Le bistrot
Les moments de bonheur...
La première fois que je pénétrai dans l’établissement je fus frappé par son immensité. Du moins par rapport aux cafés que je fréquentais le vendredi à Pontivy, pour manger de la galette et des crêpes, (Mémé va venir payer...) préparées sur une billig dans la cheminée.
A cette époque, on dit café pas bar. « La Source » à Vannes faisait irruption dans ma vie. Un des deux grands cafés de la ville.
« petit, va voir s’il y a du monde au Bretagne » Le concurrent.
Cela décida à cet instant d’une partie de ma future vie professionnelle.
Un de mes oncles venait de l’acquérir.
Assis sur la banquette de moleskine, j’observe. Ces deux couples, des pêcheurs du golfe, une double dose de Pernod dans le verre, sans eau, pur, comme cela. Gérard, remets nous ça. Cet autre, je le revois, le visage rouvelême, souriant, le pas hésitant, accoudé au bar, le petit rouge devant lui. au bout du bar. Côté patron.. Car chacun a sa place dans cette hiérarchie de la limonade. Un tel au bout du bar, l’autre à cette table, cet autre sur cette banquette sous le panneau licence IV (loi du 24 septembre 1941) vente d’alcool interdite aux mineurs, ces autres à côté de la vasque alimentée par un mince filet d’eau, d’où le nom La Source.

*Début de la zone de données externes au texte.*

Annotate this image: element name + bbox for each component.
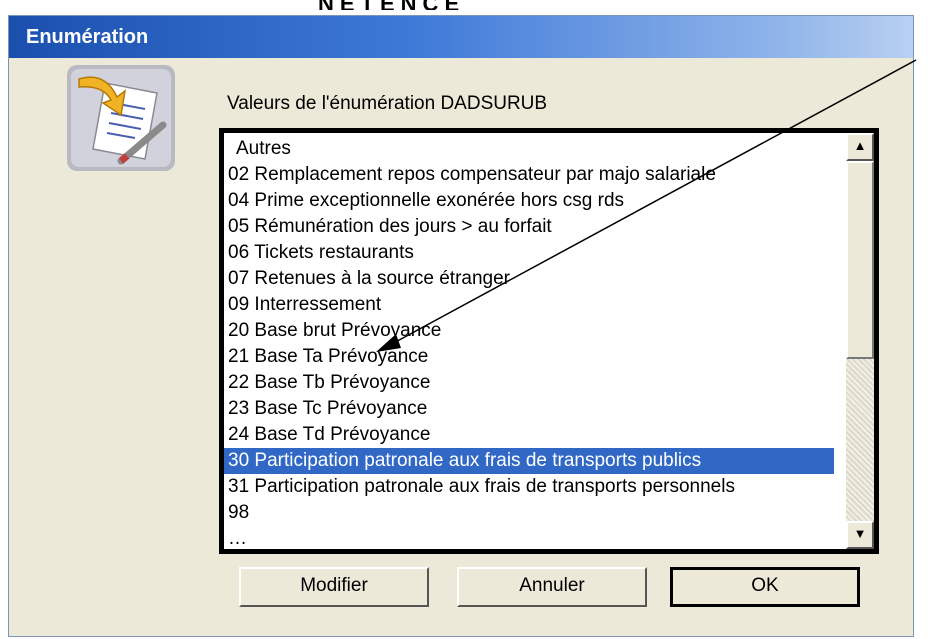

Derrière le bar, un secret. Une trappe, un trou noir. Un escalier, plutôt une échelle de meunier, (ne tombe pas petit), qui mène à la cave. Que de trésors parmi la poussière et les toiles d’araignées. Des vieilles bouteilles, jolies, qui une fois remplies de liquides colorés, égaieront notre chambre à Laval. Ces casiers de bouteilles de rouge, de rosé. Non, non, très peu de blanc. Le rouge en Bretagne le gwin ru. Les bouteilles d’eau de Seltz, les bières, La Meuse, la Valstar etc. On appelait cela des bocks. La limonade, les Fanta. Les vieilles publicités.
« Pour toi cher ange Fanta Orange, pour moi garçon Fanta citron ». Dubo Dubon Dubonnet, l’Amer Picon, le Byrrh (tonique, hygiénique,à base de vin généreux et de quinquina) le Saint Raphaël. La réclame de l’ époque »
Et entassées bien sagement, des bouteilles que je ne connaissais pas. C’est quoi ? Des bouteilles de lait aromatisé à la vanille ou au chocolat. Cacolac boisson lactée.
« mes clients n’aiment pas beaucoup cela »
Je boirais le stock durant toutes ces vacances d’été. Que c’était bon.
Les fêtes, le monde. Un soir une foule de cyclistes envahit le café. Le bruit de la bière que l’on débouche, le glouglou des liquides versés dans les verres. Mon oncle, ma tante, leur serveuse Annick 16 ans dont j’étais tombé amoureux, des amis débordés. Des vélos de course partout, des coureurs. Et parmi eux, je reconnais Louison Bobet. Qui venait de gagner le tour de France et de participer à une course au vélodrome de Vannes. Et les amis, copains footballeurs, les chansons, les rires. La source était le rendez-vous du Véloce Vannetais. Mon oncle en était le joueur vedette. Sa renommée dépassait les limites de la Bretagne. Je le sus plus tard.
Les fêtes avec les copains, rideaux baissés. Il fallait fermer à minuit à cette époque, sinon...
« petit, regarde dans la rue si la police... » Non, non tonton.
La belle vie à cette époque là.
A soixante ans, 35 ans après, il nous avouait toujours s’ entraîner le dimanche. Mais c’est dur, nous disait-il, tout en préparant les petits déjeuners de ses clients, Au Guippe, (La Source en breton), le bar-hôtel-restaurant qu’il avait construit à Arradon,à quelques kilomètres de Vannes. Et le deuxième, à quelques mètres, bâti plus tard, qu’il appela le Guippe II. Pendant des vacances, j’y appris les rudiments du métier que je devais faire avec passion quelques années plus tard.
J’ai failli nommer mon bar resto « Le Guippe », fidélité à ma jeunesse. Je ne l’ai pas fait. J’aurais dû. Mais que d’ explications à donner à mes habitués petits rouges et Kro. J’ai conservé le nom, « Aux 4 Vents »
J’y suis retourné cette année, à La Source de Vannes. Lumières, néon, tout neuf. Réhabilité plusieurs fois naturellement. Je me suis assis au bar. Et devant mon café, j’ai fermé les yeux, et j’ai rêvé.